Faced with plaintiff's claim of fraud, we turn to the Puerto Rico Supreme Court case, Widow of Fornaris v. Amer. Surety Co. of N.Y., 93 P.R.R. 538 (1961), which adopts the doctrine of "dominant contacts" for "damages" or torts. Under that doctrine, "[i]t is not the number of contacts what [sic] determines the applicable law but the quality of the latter in relation to the question in controversy." Green Giant Co. v. Superior Court, 104 P.R.R. 489 (1975). In Green Giant, the Supreme Court distilled the principles judges should consider as follows:
a) predictability of results, b) maintainance of interstate and international, order, c) simplification of the judicial task, d) advancement of the forum's governmental interests and e) application of the better rule of law.
104 P.R.R. at 695, citing R. Leflar, American Conflicts Law at 245 (1959).

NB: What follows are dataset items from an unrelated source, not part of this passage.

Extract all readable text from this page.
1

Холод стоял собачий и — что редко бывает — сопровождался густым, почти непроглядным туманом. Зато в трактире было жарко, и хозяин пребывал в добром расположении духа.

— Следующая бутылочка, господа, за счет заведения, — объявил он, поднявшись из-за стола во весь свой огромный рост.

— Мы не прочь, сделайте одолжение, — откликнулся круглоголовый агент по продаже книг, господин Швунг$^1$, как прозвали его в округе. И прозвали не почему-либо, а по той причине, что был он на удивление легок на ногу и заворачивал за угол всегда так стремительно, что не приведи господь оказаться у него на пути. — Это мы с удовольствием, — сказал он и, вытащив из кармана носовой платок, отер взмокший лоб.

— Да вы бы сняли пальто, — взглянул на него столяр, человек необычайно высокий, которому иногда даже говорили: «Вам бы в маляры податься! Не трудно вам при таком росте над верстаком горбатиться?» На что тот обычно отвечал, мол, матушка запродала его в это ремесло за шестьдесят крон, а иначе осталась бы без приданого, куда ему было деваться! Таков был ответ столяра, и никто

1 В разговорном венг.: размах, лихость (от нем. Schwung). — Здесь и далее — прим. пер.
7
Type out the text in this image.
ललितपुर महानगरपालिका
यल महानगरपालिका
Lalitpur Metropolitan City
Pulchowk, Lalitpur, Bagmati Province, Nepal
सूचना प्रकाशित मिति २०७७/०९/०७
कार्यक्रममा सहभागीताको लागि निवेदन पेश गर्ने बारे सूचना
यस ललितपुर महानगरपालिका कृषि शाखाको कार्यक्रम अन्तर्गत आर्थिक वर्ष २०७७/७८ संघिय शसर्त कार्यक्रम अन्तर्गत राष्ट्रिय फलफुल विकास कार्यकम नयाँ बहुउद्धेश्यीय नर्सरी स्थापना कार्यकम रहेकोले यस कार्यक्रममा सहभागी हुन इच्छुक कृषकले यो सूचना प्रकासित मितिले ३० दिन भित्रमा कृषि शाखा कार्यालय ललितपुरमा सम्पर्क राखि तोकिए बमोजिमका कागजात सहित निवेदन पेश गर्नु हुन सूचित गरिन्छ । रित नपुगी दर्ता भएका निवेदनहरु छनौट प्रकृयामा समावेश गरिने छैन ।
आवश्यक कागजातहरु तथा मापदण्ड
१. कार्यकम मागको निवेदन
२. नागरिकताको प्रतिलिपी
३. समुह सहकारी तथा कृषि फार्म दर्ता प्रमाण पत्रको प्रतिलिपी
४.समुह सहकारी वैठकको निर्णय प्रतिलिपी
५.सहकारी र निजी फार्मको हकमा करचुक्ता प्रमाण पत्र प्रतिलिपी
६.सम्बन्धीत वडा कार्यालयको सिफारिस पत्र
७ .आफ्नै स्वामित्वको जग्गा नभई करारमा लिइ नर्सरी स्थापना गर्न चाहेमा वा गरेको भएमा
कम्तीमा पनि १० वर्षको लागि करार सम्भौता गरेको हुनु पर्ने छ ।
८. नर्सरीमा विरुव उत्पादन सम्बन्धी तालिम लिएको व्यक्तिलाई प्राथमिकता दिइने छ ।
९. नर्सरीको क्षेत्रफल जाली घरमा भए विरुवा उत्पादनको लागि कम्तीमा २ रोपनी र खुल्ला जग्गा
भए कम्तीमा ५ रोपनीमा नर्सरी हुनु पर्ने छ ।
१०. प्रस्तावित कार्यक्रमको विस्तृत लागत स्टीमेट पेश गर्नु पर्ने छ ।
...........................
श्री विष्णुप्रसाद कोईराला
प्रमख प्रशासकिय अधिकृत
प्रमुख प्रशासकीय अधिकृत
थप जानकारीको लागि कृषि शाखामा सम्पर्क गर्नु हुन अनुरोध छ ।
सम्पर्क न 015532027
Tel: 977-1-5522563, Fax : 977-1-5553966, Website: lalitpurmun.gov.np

With those standards in mind, we hold that, although it is a close question, Florida law applies to this particular claim. From 1958-1962, plaintiff resided, "permanently" by her own admission, in Fort Lauderdale. At least one of the defendants resided in Florida at that time. The agreement was signed in Florida and approved by the Dade County Probate Court there. All of the parties retained Florida lawyers. Indeed, payments pursuant to the Agreement were made through the Florida offices of the attorneys representing the plaintiffs. We conclude that the parties had reason to expect Florida law to govern their transaction, that Florida retains an interest in regulating the conduct of those making agreements in that state, and that no purpose of the Commonwealth of Puerto Rico is served by applying Puerto Rican law to the transaction.
II.
Applying Florida law, we find that the relevant statute of limitations bars plaintiff's claim. Florida Statutes, Section 95.031(2) (1986) reads:
Actions for products liability and fraud under s. 95.11(3) must be begun within the period prescribed in this chapter, with the period running from the time the facts giving rise to the cause of action were discovered or should have been discovered with the exercise of due diligence, instead of running from any date prescribed elsewhere in s. 95.11(3), but in any event an action for fraud under s. 95.11(3) must be begun within 12 years after the date of the commission of the alleged fraud, regardless of the date the fraud was or should have been discovered.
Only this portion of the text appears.